Compatible with every major AI agent and IDE
What is the Text Readability Scorer MCP Server?
You ask your AI copywriter: 'Is this blog post easy to read?' It says 'Yes, it is very engaging!' Then you run it through a real SEO tool and it scores at a university reading level — killing your mobile bounce rate.
LLMs cannot accurately count syllables or calculate sentence complexity. This MCP uses the text-readability library to execute standard linguistic formulas, providing mathematical proof of how difficult your text is to read.
The Superpowers
- Flesch-Kincaid Grade Level: The industry standard. Returns a number corresponding to the US grade level (e.g., 8.2 = 8th grade).

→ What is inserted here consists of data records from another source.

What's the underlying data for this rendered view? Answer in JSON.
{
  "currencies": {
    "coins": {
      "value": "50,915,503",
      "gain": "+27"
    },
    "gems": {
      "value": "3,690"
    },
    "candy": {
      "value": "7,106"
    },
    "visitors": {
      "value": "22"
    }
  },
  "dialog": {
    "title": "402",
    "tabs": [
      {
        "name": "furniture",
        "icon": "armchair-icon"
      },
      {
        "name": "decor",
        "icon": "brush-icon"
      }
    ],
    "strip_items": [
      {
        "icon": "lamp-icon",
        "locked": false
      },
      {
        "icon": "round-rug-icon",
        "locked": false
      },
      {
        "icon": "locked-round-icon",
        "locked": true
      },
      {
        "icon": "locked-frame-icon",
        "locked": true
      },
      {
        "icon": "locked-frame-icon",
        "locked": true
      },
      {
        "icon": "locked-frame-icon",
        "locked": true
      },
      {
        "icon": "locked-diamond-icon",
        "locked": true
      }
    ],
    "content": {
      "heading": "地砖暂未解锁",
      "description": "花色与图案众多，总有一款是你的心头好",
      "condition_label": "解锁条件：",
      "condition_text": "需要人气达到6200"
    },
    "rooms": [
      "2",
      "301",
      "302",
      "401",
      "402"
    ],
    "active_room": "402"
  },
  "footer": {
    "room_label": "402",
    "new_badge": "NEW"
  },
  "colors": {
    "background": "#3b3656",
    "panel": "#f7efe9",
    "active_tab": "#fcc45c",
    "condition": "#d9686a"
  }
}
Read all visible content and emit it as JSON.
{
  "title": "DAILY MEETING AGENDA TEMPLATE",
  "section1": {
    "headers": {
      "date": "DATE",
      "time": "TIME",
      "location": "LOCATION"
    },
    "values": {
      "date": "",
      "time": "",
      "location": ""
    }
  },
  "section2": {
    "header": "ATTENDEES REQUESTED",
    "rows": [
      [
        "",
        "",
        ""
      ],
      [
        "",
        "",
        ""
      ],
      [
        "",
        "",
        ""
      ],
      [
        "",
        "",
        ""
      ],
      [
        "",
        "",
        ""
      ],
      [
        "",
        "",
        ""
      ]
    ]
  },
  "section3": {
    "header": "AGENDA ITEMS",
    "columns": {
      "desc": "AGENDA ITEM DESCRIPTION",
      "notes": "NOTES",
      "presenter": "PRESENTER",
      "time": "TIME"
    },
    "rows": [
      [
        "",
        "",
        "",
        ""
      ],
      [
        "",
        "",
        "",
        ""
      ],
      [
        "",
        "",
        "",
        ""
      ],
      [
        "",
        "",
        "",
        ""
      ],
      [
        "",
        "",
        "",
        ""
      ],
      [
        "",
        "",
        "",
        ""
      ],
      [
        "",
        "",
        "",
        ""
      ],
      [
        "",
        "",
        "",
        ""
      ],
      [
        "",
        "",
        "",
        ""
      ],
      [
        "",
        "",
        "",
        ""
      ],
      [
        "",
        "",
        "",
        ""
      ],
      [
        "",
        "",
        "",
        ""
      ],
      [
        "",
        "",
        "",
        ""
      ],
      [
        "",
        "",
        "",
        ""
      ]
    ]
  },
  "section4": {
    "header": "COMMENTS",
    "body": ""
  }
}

- Flesch Reading Ease: A 0-100 scale where higher is easier. Essential for broad audience copy.
- Multiple Algorithms: Also calculates Gunning Fog, Coleman-Liau, SMOG, and Automated Readability Index (ARI).
- Consensus Evaluation: Automatically aggregates all scores to give you a definitive target audience level.
Built-in capabilities (1)
Essential for SEO, marketing, and legal compliance. Calculate rigorous readability metrics for any text (Flesch-Kincaid, Gunning Fog, SMOG, etc.)
Why Pydantic AI?
Pydantic AI validates every Text Readability Scorer tool response against typed schemas, catching data inconsistencies at build time. Connect 1 tools through Vinkius and switch between OpenAI, Anthropic, or Gemini without changing your integration code. full type safety, structured output guarantees, and dependency injection for testable agents.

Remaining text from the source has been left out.